2. The method of claim 1, wherein the video segmentation network is trained without dense annotations for video frames or multi-frame video inputs.
3. The method of claim 1, wherein the jittering operation includes, at least one of, an additive Gaussian noise or color jittering operation, a Poisson noise operation, a translation operation, a gamma distortion operation, an occlusion operation, a blurriness operation, a sharpness operation, or a rotation operation.
4. The method of claim 1, further comprising generating a semantic temporal intersection map to identify pixel locations that share a same ground-truth label in both the input frame and the jittered version of the input frame.
5. The method of claim 4, further comprising applying a temporal semantic loss to constrain corresponding model outputs at the identified pixel locations.
6. The method of claim 1, wherein performing temporal regularization comprises enforcing a distance metric selected from L1, L2, cosine distance, or cross entropy to measure prediction discrepancies between the input frame and the jittered version of the input frame.

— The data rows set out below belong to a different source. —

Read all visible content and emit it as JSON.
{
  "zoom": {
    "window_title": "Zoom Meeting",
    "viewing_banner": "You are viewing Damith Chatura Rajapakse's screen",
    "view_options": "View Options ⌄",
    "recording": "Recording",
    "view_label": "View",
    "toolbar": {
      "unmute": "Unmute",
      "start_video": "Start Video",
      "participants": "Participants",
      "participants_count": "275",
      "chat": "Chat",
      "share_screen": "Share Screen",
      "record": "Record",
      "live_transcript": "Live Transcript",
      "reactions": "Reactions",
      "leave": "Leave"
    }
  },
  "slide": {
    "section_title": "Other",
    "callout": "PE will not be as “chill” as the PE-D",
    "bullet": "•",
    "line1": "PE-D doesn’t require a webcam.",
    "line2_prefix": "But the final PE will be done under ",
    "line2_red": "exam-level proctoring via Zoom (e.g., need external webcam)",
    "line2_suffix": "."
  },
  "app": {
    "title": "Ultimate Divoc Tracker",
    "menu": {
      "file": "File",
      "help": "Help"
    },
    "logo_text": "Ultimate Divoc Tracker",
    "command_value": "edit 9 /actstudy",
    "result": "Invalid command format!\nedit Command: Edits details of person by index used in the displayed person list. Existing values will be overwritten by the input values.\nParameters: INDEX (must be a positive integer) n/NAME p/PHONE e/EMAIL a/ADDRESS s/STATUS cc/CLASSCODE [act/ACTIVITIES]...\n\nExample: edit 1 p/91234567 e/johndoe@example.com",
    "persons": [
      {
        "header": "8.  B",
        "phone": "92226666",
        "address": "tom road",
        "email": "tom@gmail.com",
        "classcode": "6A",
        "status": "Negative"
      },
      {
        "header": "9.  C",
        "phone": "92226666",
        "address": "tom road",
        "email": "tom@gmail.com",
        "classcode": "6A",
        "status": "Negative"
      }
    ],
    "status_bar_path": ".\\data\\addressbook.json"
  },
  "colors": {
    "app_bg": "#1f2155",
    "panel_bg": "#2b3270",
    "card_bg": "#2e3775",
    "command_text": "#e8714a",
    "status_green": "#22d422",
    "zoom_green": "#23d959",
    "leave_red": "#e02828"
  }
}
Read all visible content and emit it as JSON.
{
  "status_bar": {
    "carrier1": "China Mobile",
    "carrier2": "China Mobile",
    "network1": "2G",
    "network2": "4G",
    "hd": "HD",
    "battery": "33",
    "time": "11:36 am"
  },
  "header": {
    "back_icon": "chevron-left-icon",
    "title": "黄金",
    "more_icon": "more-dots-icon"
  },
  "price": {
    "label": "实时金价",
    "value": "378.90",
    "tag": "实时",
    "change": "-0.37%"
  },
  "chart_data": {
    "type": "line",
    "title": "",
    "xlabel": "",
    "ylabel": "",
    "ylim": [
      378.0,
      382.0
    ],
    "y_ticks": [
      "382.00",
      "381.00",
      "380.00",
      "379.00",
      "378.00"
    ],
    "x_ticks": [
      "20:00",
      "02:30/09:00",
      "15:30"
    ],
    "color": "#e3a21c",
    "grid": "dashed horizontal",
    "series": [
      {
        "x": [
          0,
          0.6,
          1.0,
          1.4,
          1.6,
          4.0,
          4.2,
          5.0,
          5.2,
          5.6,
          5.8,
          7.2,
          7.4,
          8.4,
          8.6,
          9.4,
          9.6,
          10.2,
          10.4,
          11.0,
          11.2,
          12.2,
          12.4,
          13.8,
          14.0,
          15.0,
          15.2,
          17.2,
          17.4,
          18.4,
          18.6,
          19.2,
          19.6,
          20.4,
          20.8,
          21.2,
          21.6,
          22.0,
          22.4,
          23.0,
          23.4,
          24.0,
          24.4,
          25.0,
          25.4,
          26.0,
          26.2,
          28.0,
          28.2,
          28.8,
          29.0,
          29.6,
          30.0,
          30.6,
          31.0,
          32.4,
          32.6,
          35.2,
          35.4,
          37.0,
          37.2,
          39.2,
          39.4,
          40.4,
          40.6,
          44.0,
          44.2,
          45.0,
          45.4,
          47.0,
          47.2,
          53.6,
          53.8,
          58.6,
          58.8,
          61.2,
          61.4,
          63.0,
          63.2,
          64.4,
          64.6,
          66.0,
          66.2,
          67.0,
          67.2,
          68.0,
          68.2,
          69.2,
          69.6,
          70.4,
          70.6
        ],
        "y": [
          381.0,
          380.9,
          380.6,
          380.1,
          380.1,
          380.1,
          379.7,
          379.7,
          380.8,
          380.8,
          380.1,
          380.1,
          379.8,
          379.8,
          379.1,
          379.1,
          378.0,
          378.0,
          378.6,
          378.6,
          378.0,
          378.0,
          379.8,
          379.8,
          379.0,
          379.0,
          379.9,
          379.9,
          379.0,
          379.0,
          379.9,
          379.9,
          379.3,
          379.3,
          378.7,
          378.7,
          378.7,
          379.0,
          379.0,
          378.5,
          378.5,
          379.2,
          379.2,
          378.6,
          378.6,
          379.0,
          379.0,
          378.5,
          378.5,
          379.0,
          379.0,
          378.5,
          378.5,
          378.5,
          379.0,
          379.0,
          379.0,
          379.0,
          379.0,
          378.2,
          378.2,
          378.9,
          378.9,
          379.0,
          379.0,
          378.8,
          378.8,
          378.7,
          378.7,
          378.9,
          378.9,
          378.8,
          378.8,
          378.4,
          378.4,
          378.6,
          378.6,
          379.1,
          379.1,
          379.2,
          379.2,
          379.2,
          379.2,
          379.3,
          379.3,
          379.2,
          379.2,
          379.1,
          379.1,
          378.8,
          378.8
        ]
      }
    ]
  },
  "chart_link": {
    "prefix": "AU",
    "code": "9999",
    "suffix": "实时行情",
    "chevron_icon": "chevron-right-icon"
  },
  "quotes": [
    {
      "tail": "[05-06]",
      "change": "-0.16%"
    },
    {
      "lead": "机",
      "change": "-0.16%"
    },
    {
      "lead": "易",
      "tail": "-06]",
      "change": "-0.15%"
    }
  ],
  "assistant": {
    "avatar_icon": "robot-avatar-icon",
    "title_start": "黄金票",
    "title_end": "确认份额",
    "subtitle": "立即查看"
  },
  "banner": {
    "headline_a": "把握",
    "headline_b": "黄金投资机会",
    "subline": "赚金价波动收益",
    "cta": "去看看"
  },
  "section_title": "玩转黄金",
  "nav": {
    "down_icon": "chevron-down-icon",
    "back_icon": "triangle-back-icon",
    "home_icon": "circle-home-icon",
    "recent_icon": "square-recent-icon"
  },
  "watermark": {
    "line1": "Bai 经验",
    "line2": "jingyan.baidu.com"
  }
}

7. The method of claim 1, wherein training the frame-level video segmentation network includes capturing a plurality of checkpoints to identify a checkpoint corresponding to a highest temporal consistency metric across frames.
8. The method of claim 1, wherein the frame-level video segmentation network is a low-complexity network adapted to function without temporal refiners or optical-flow-based modules.
9. The method of claim 1, wherein the temporal regularization is performed at an intermediate feature map at an output of any network layer.
10. The method of claim 1, further comprising employing a warming stage during training, including setting distortion parameters to gradually increase over multiple training steps.
11. An apparatus comprising:
a processor; and
a memory storing instructions that, when executed by the processor, cause the apparatus to:
generate, for an input frame, a jittered version of the input frame by applying a computer-implemented image distortion operation to the input frame;
perform temporal regularization by comparing segmentation predictions between the input frame and the jittered version of the input frame; and
train a frame-level video segmentation network based on the temporal regularization.
12. The apparatus of claim 11, wherein the frame-level video segmentation network is trained without dense annotations for video frames or multi-frame video inputs.
13. The apparatus of claim 11, wherein the jittering operation includes at least one of an additive Gaussian noise or color jittering operation, a Poisson noise operation, a translation operation, a gamma distortion operation, an occlusion operation, a blurriness operation, a sharpness operation, or a rotation operation.
14. The apparatus of claim 11, wherein the processor is further configured to generate a semantic temporal intersection map to identify pixel locations that share a same ground-truth label in both the input frame and the jittered version of the input frame.
15. The apparatus of claim 14, wherein the processor is further configured to apply a temporal semantic loss to constrain corresponding model outputs at the identified pixel locations.
16. The apparatus of claim 11, wherein performing temporal regularization comprises enforcing a distance metric selected from L1, L2, cosine distance, or cross entropy to measure prediction discrepancies between the input frame and the jittered version of the input frame.
17. The apparatus of claim 11, wherein training the frame-level video segmentation network includes capturing a plurality of checkpoints to identify a checkpoint corresponding to a highest temporal consistency metric across frames.
18. The apparatus of claim 11, wherein the frame-level video segmentation network is a low-complexity network adapted to function without temporal refiners or optical-flow-based modules.
19. The apparatus of claim 11, wherein the temporal regularization is performed at an intermediate feature map at an output of any network layer.
20. The apparatus of claim 11, wherein the processor is further configured to employ a warming stage during training, including setting distortion parameters to gradually increase over multiple training steps.